4. El fiel, entonces, precisamente en el templo, celebra su acción de gracias al Dios liberador. Eleva un himno al amor misericordioso del Señor, expresado con el término hebraico hésed, típico de la teología de la alianza. Así nos encontramos ya en la segunda parte del Salmo (cf. vv. 10-14). Después del gran canto de alabanza a Dios fiel, justo y salvador (cf. vv. 10-12), se realiza una especie de procesión en torno al templo y a la ciudad santa (cf. vv. 13-14). Se cuentan las torres, signo de la segura protección de Dios, se observan las fortificaciones, expresión de la estabilidad que da a Sión su Fundador. Las murallas de Jerusalén hablan y sus piedras recuerdan los hechos que deben transmitirse «a la próxima generación» (v. 14) a través de la narración que harán los padres a los hijos (cf.
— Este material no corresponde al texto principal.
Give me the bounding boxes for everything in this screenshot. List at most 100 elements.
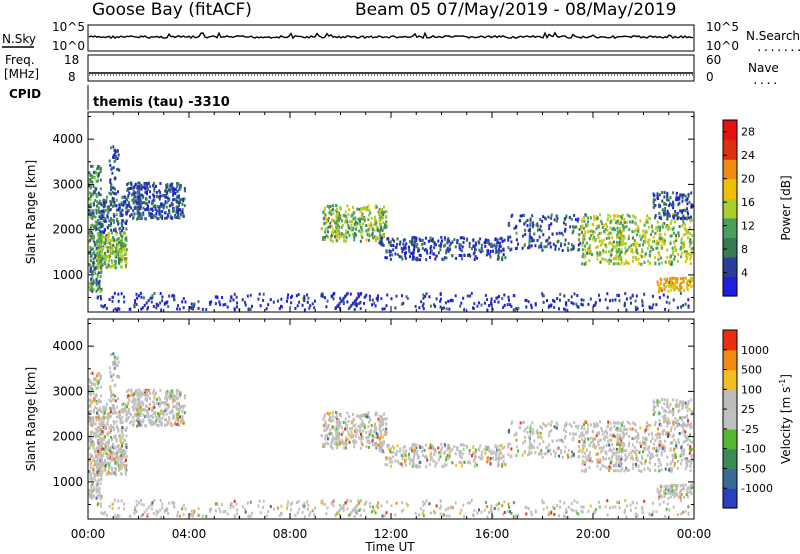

Sal 77,3-7). Sión es el espacio de una cadena ininterrumpida de acciones salvíficas del Señor, que se anuncian en la catequesis y se celebran en la liturgia, para que perdure en los creyentes la esperanza en la intervención liberadora de Dios.

5. En la antífona conclusiva, es muy bella una de las más elevadas definiciones del Señor como pastor de su pueblo: «Él nos guiará por siempre jamás» (v. 15). El Dios de Sión es el Dios del Éxodo, de la libertad, de la cercanía al pueblo esclavo en Egipto y peregrino en el desierto. Ahora que Israel se ha establecido en la tierra prometida, sabe que el Señor no lo abandona: Jerusalén es el signo de su cercanía, y el templo es el lugar de su presencia.

Releyendo estas expresiones, el cristiano se eleva a la contemplación de Cristo, el templo nuevo y vivo de Dios (cf. Jn 2,21) y se dirige a la Jerusalén celestial, que ya no necesita un templo y una luz exterior, porque «el Señor, el Dios todopoderoso, y el Cordero, es su santuario. (...) La ilumina la gloria de Dios, y su lámpara es el Cordero» (Ap 21,22-23). A esta relectura «espiritual» nos invita san Agustín, convencido de que en los libros de la Biblia «no hay nada que se refiera sólo a la ciudad terrena, si todo lo que de ella se dice, o lo que ella realiza, simboliza algo que por alegoría se puede referir también a la Jerusalén celestial» (La Ciudad de Dios, XVII, 3, 2). De esa idea se hace eco san Paulino de Nola, que, precisamente comentando las palabras de nuestro salmo, exhorta a orar para que «podamos llegar a ser piedras vivas en las murallas de la Jerusalén celestial y libre» (Carta 28, 2 a Severo). Y contemplando la solidez y firmeza de esta ciudad, el mismo Padre de la Iglesia prosigue: «En efecto, el que habita esta ciudad se revela como Uno en tres personas. (...) Cristo ha sido constituido no sólo cimiento de esa ciudad, sino también torre y puerta. (...) Así pues, si sobre él se apoya la casa de nuestra alma y sobre él se eleva una construcción digna de tan gran cimiento, entonces la puerta de entrada a su ciudad será para nosotros precisamente Aquel que nos guiará a lo largo de los siglos y nos colocará en sus verdes praderas» (ib.).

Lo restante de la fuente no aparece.